There are no similar statistics available for undocumented children in Hawaii. Pew estimated that there are about 40,000 undocumented people in Hawaii, about 3.1 percent of the total population. Pew also estimated the state has about 30,000 undocumented workers in Hawaii, about 4.6 percent of the total workforce.
By comparison, Pew estimated there are 2.5 million illegal immigrants in California, 6.8 percent of the population, and 1.8 million undocumented workers, 9.7 percent of the workforce.
In Hawaii, Drew Astolfi, state director of Faith Action for Community Equity (FACE), said a portion of the state’s undocumented population are Latino and Filipino immigrants who have overstayed their visas. His organization pushed for the tuition change with the Legislature, and failing there, with the university. He said another group are Tongans who had traditionally been allowed to live and work in the United States without citizenship, until immigration laws were tightened after 9/11, stranding them as undocumented residents.

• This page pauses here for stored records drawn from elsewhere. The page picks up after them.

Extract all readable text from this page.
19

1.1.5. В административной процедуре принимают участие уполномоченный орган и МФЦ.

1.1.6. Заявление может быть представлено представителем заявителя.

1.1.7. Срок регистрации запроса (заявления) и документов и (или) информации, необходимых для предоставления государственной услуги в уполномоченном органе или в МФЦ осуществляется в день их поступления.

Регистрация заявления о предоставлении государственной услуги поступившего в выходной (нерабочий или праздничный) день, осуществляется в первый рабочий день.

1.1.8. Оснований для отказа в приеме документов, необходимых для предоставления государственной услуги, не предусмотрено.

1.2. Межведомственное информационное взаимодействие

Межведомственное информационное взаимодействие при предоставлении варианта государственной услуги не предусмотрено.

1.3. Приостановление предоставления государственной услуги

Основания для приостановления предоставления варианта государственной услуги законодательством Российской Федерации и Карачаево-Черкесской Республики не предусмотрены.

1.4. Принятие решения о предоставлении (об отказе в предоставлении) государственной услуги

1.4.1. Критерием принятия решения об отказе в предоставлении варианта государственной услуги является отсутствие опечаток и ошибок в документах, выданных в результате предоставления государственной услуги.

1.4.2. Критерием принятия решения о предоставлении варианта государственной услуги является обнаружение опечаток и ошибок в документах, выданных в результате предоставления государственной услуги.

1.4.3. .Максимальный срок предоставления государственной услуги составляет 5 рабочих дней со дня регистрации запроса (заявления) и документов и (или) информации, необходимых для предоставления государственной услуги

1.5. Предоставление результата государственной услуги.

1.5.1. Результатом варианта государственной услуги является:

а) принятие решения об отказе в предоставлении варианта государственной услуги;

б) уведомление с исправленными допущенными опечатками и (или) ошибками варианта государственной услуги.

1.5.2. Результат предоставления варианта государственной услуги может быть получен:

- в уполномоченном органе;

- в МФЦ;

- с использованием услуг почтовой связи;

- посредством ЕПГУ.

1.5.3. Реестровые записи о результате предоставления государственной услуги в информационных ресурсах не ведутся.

Astolfi, among others, supported the changes, saying the state would benefit “by further developing our people, since so much of the new economy depends upon a well educated workforce.” Students, he said, “will obviously benefit by getting to better themselves by going to college.”
Indeed, a 2011 study by Georgetown University’s Center for Education and the Workforce found that those who’ve earned bachelor’s degrees earn about $2.27 million over their lifetime. In comparison, those who’ve attended some college but haven’t earned a degree earn $1.55 million and those with only a high school diploma earn $1.3 million over their lifetime.
Hawaii State Sen. Jill Tokuda, chair of the Education Committee and a member of the Higher Education Committee, also supports the change. “This makes the dream real for a lot of our students,” she said.